How Worried Should Democrats Be About 2024?
The presidential election may come down to just three states.
The 2024 presidential election is well over a year away—and the GOP nomination is still up for grabs, at least technically. And yet, early signs are pointing to another very close election: Most early polling shows that President Joe Biden and Donald Trump are neck-and-neck, albeit with large numbers of undecided voters, in national polling, and tight races in a number of swing states.
On Thursday, the University of Virginia’s Center for Politics released its Electoral College Rankings, which shows an astonishingly close race, with only 43 electoral votes up for grabs.
“We are starting 260 electoral votes worth of states as at least leaning Democratic, and 235 as at least leaning Republican,” writes the Center for Politics’s Kyle Kondick. “The four Toss-ups are Arizona, Georgia, and Wisconsin—the three closest states in 2020—along with Nevada, which has voted Democratic in each of the last four presidential elections but by closer margins each time (it is one of the few states where Joe Biden did worse than Hillary Clinton, albeit by less than a tenth of a percentage point). That is just 43 Toss-up electoral votes at the outset.”
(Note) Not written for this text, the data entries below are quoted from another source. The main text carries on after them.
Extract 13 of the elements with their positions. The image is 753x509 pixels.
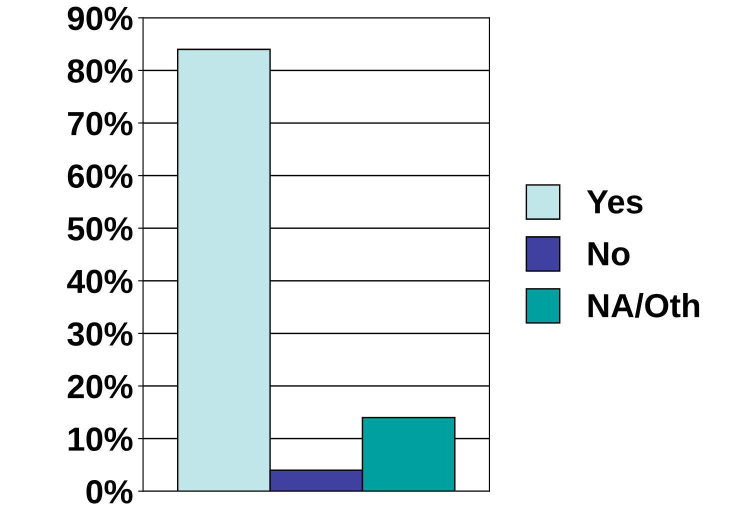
legend-label: NA/Oth xyxy=(588,292,700,318)
y-tick-label: 90% xyxy=(68,6,132,30)
y-tick-label: 40% xyxy=(67,270,132,294)
y-tick-label: 80% xyxy=(68,59,132,83)
y-tick-label: 70% xyxy=(68,112,132,136)
y-tick-label: 10% xyxy=(68,427,132,451)
legend-label: Yes xyxy=(586,190,642,214)
y-tick-label: 0% xyxy=(86,480,132,504)
y-tick-label: 50% xyxy=(68,217,132,241)
y-tick-label: 20% xyxy=(68,374,132,398)
y-tick-label: 60% xyxy=(68,164,132,188)
legend-label: No xyxy=(588,242,630,266)
y-tick-label: 30% xyxy=(67,322,132,346)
This is still, broadly speaking, good news for Democrats. Nevada has been trending red, but its six electoral votes would likely not be decisive in this scenario. Democrats have reason to feel hopeful about Arizona, which went for Trump in 2016 and Biden in 2020, but where Democrats have recently done well—thanks in part to the general insanity of the state’s Republican Party. There are positive signs in Wisconsin as well, where Governor Tony Evers boasts a high approval rating. Still, with less than 18 months to go, this is a much tighter race than many Democrats would hope, especially given the fact that the presumptive Republican nominee is currently facing dozens of federal charges relating to mishandling classified information.